The NZTech (New Zealand Technology Industry Association) annual report shows the tech sector is a significant player in the New Zealand economy.
Not only is it the third largest export sector (last year it exported $6.3b worth of goods and services or nine per cent of the total), it contributes $16.2b to the gross domestic product (GDP) or eight per cent of the total.
There are more than 28,000 tech sector firms operating in the country employing almost 100,000 people. The report says the sector also has on average higher paid and better qualified employees than all other industry sectors.
"It is well known that the tech sector represents an enormous opportunity for New Zealand and is a sector where the country can really achieve success on the world stage," says Wixon. "We are seeing so many great ideas with good people in behind, and it would seem to be the sector with the highest export growth potential."
He says Modica is a great example of a high growth tech sector business and is succeeding both domestically and offshore, meaning more employment and income for New Zealand.
Wixon says while tech companies do not face many of the limitations traditional businesses have when expanding overseas (transporting physical products), capital and talent can be major challenges.
"Clearly capital is one area where we may be able to help; but we are constantly evolving and looking at ways to help, such as connecting good people in what is a highly collaborative sector, helping businesses with export opportunities and providing expertise in areas like off-shore cash flows and risk mitigation."
Wixon says if a business doesn't have tangible assets, the bank will look at cash flow and work to understand 'who' is behind the business and 'why' it exists'.
"It is also critical to gain a deep understanding of their revenue model, their customer base, their competitors and in Modica's case, their ability to really scale revenue globally against a fixed costs base using their cloud based platform.
"We make sure we understand the key drivers of the business: the business model, the growth potential, the people, intangible asset protection their advisers and their governance," he says.
"We like seeing the founders playing a key role in the business, and we look at the dynamics of the people involved in the business and those operating it, whether there is that creative spark and healthy debate that drives progress."
Wixon says lending to tech operators or businesses with intangible assets is not unique to New Zealand.

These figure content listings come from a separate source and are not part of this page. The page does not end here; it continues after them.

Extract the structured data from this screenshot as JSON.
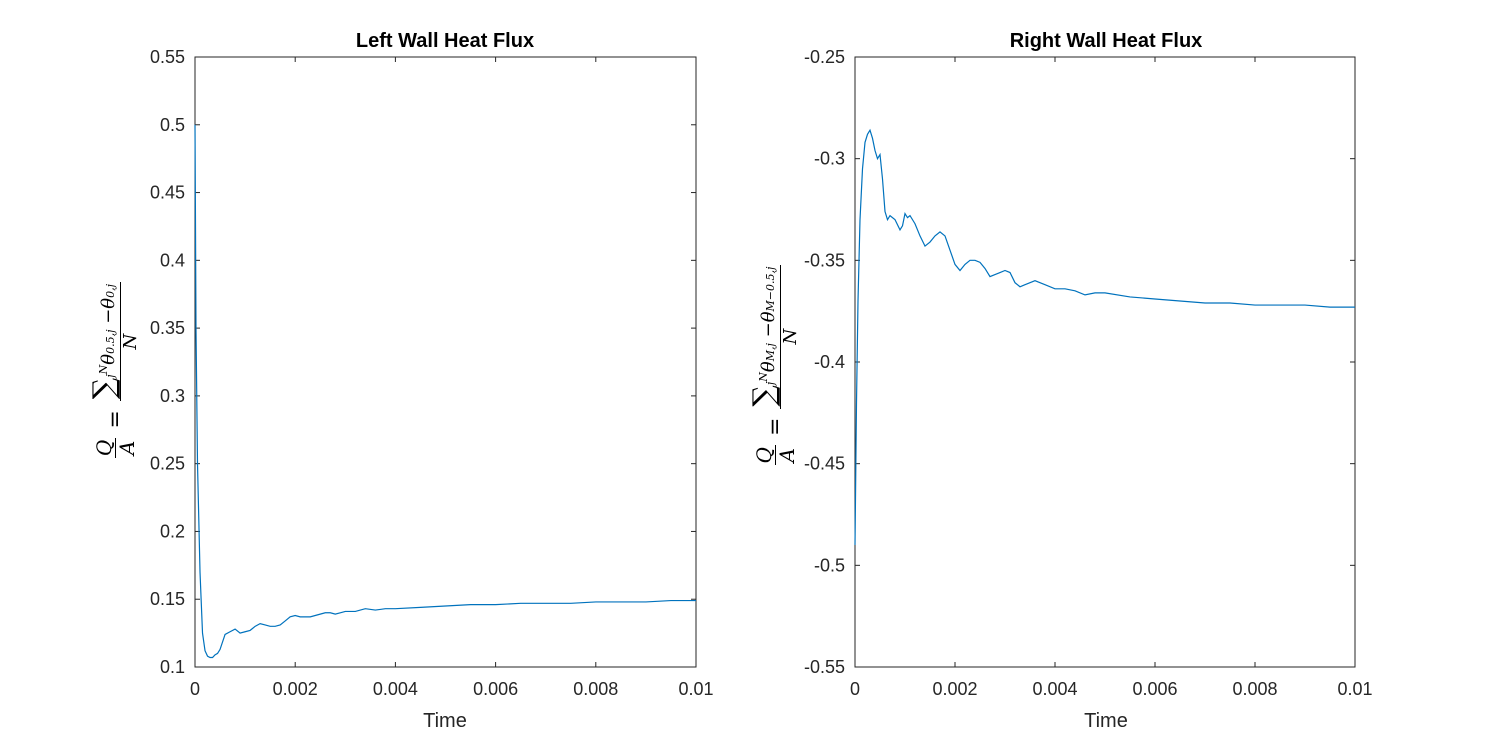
{
  "chart_data": [
    {
      "type": "line",
      "title": "Left Wall Heat Flux",
      "xlabel": "Time",
      "ylabel": "Q/A = Σ_j^N (θ_{0.5,j} − θ_{0,j}) / N",
      "xlim": [
        0,
        0.01
      ],
      "ylim": [
        0.1,
        0.55
      ],
      "xticks": [
        "0",
        "0.002",
        "0.004",
        "0.006",
        "0.008",
        "0.01"
      ],
      "yticks": [
        "0.1",
        "0.15",
        "0.2",
        "0.25",
        "0.3",
        "0.35",
        "0.4",
        "0.45",
        "0.5",
        "0.55"
      ],
      "grid": false,
      "series_color": "#0072BD",
      "series": [
        {
          "x": [
            0,
            2e-05,
            5e-05,
            0.0001,
            0.00015,
            0.0002,
            0.00025,
            0.0003,
            0.00035,
            0.0004,
            0.00045,
            0.0005,
            0.0006,
            0.0007,
            0.0008,
            0.0009,
            0.001,
            0.0011,
            0.0012,
            0.0013,
            0.0014,
            0.0015,
            0.0016,
            0.0017,
            0.0018,
            0.0019,
            0.002,
            0.0021,
            0.0022,
            0.0023,
            0.0024,
            0.0025,
            0.0026,
            0.0027,
            0.0028,
            0.0029,
            0.003,
            0.0032,
            0.0034,
            0.0036,
            0.0038,
            0.004,
            0.0045,
            0.005,
            0.0055,
            0.006,
            0.0065,
            0.007,
            0.0075,
            0.008,
            0.0085,
            0.009,
            0.0095,
            0.01
          ],
          "y": [
            0.5,
            0.35,
            0.25,
            0.17,
            0.125,
            0.112,
            0.108,
            0.107,
            0.107,
            0.109,
            0.11,
            0.113,
            0.124,
            0.126,
            0.128,
            0.125,
            0.126,
            0.127,
            0.13,
            0.132,
            0.131,
            0.13,
            0.13,
            0.131,
            0.134,
            0.137,
            0.138,
            0.137,
            0.137,
            0.137,
            0.138,
            0.139,
            0.14,
            0.14,
            0.139,
            0.14,
            0.141,
            0.141,
            0.143,
            0.142,
            0.143,
            0.143,
            0.144,
            0.145,
            0.146,
            0.146,
            0.147,
            0.147,
            0.147,
            0.148,
            0.148,
            0.148,
            0.149,
            0.149
          ]
        }
      ]
    },
    {
      "type": "line",
      "title": "Right Wall Heat Flux",
      "xlabel": "Time",
      "ylabel": "Q/A = Σ_j^N (θ_{M,j} − θ_{M−0.5,j}) / N",
      "xlim": [
        0,
        0.01
      ],
      "ylim": [
        -0.55,
        -0.25
      ],
      "xticks": [
        "0",
        "0.002",
        "0.004",
        "0.006",
        "0.008",
        "0.01"
      ],
      "yticks": [
        "-0.55",
        "-0.5",
        "-0.45",
        "-0.4",
        "-0.35",
        "-0.3",
        "-0.25"
      ],
      "grid": false,
      "series_color": "#0072BD",
      "series": [
        {
          "x": [
            0,
            3e-05,
            6e-05,
            0.0001,
            0.00015,
            0.0002,
            0.00025,
            0.0003,
            0.00035,
            0.0004,
            0.00045,
            0.0005,
            0.00055,
            0.0006,
            0.00065,
            0.0007,
            0.0008,
            0.0009,
            0.00095,
            0.001,
            0.00105,
            0.0011,
            0.0012,
            0.0013,
            0.0014,
            0.0015,
            0.0016,
            0.0017,
            0.0018,
            0.0019,
            0.002,
            0.0021,
            0.0022,
            0.0023,
            0.0024,
            0.0025,
            0.0026,
            0.0027,
            0.0028,
            0.0029,
            0.003,
            0.0031,
            0.0032,
            0.0033,
            0.0034,
            0.0035,
            0.0036,
            0.0037,
            0.0038,
            0.004,
            0.0042,
            0.0044,
            0.0046,
            0.0048,
            0.005,
            0.0055,
            0.006,
            0.0065,
            0.007,
            0.0075,
            0.008,
            0.0085,
            0.009,
            0.0095,
            0.01
          ],
          "y": [
            -0.49,
            -0.42,
            -0.37,
            -0.33,
            -0.305,
            -0.292,
            -0.288,
            -0.286,
            -0.29,
            -0.296,
            -0.3,
            -0.298,
            -0.31,
            -0.326,
            -0.33,
            -0.328,
            -0.33,
            -0.335,
            -0.333,
            -0.327,
            -0.329,
            -0.328,
            -0.332,
            -0.338,
            -0.343,
            -0.341,
            -0.338,
            -0.336,
            -0.338,
            -0.345,
            -0.352,
            -0.355,
            -0.352,
            -0.35,
            -0.35,
            -0.351,
            -0.354,
            -0.358,
            -0.357,
            -0.356,
            -0.355,
            -0.356,
            -0.361,
            -0.363,
            -0.362,
            -0.361,
            -0.36,
            -0.361,
            -0.362,
            -0.364,
            -0.364,
            -0.365,
            -0.367,
            -0.366,
            -0.366,
            -0.368,
            -0.369,
            -0.37,
            -0.371,
            -0.371,
            -0.372,
            -0.372,
            -0.372,
            -0.373,
            -0.373
          ]
        }
      ]
    }
  ]
}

He points to Singapore as an example of where its Central Bank appears to be progressive in terms of lending against intangible assets.

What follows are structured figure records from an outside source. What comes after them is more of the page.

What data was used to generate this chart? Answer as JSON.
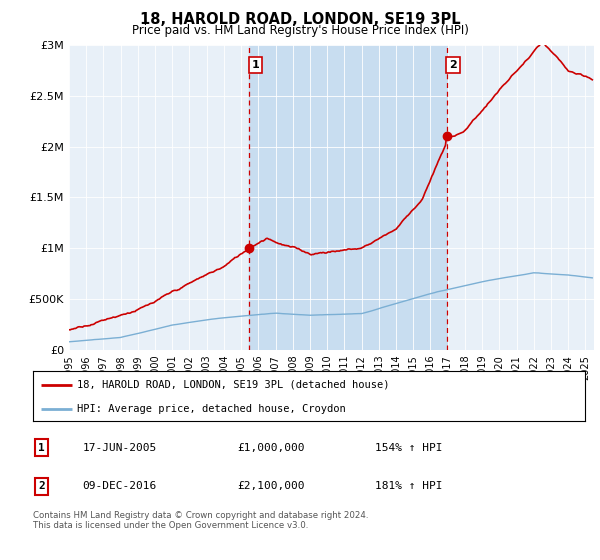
{
  "title": "18, HAROLD ROAD, LONDON, SE19 3PL",
  "subtitle": "Price paid vs. HM Land Registry's House Price Index (HPI)",
  "ylim": [
    0,
    3000000
  ],
  "yticks": [
    0,
    500000,
    1000000,
    1500000,
    2000000,
    2500000,
    3000000
  ],
  "ytick_labels": [
    "£0",
    "£500K",
    "£1M",
    "£1.5M",
    "£2M",
    "£2.5M",
    "£3M"
  ],
  "xlim_start": 1995.0,
  "xlim_end": 2025.5,
  "xtick_years": [
    1995,
    1996,
    1997,
    1998,
    1999,
    2000,
    2001,
    2002,
    2003,
    2004,
    2005,
    2006,
    2007,
    2008,
    2009,
    2010,
    2011,
    2012,
    2013,
    2014,
    2015,
    2016,
    2017,
    2018,
    2019,
    2020,
    2021,
    2022,
    2023,
    2024,
    2025
  ],
  "sale1_x": 2005.46,
  "sale1_y": 1000000,
  "sale2_x": 2016.94,
  "sale2_y": 2100000,
  "property_color": "#cc0000",
  "hpi_color": "#7bafd4",
  "vline_color": "#cc0000",
  "shade_color": "#c8ddf0",
  "plot_bg": "#e8f0f8",
  "legend_label1": "18, HAROLD ROAD, LONDON, SE19 3PL (detached house)",
  "legend_label2": "HPI: Average price, detached house, Croydon",
  "sale1_label": "1",
  "sale2_label": "2",
  "sale1_date": "17-JUN-2005",
  "sale1_price": "£1,000,000",
  "sale1_hpi": "154% ↑ HPI",
  "sale2_date": "09-DEC-2016",
  "sale2_price": "£2,100,000",
  "sale2_hpi": "181% ↑ HPI",
  "footer": "Contains HM Land Registry data © Crown copyright and database right 2024.\nThis data is licensed under the Open Government Licence v3.0."
}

However Wixon says he believes there is a key distinction between the concept of straight lending against intangible assets regardless of cashflow and the Modica case, where the BNZ looked at the company's cash flow and revenue model in considerable detail.
Modica's CEO Stuart Wilson says a key component for success was strong cash flow modelling in a language bankers understand.
Modica is aiming to re-define the global intelligent messaging market and has operations in Australia, South-East Asia, the Dominican Republic and the US, and connectivity to every mobile handset globally. Enterprise Messaging Services (EMS) could potentially replace email as the dominant communication method for businesses seeking a faster, more secure and interactive way of reaching everyone from customers to partners.
Its strategy sees it moving away from being just a text message provider into the realm of becoming a 'smart partner' to mobile operators globally.
Already the everyday operations of many enterprises in Australia and New Zealand now heavily rely upon Modica SMS services to secure transactions to customers and other organisations - as well as providing fast, cost effective customer service information on a daily basis.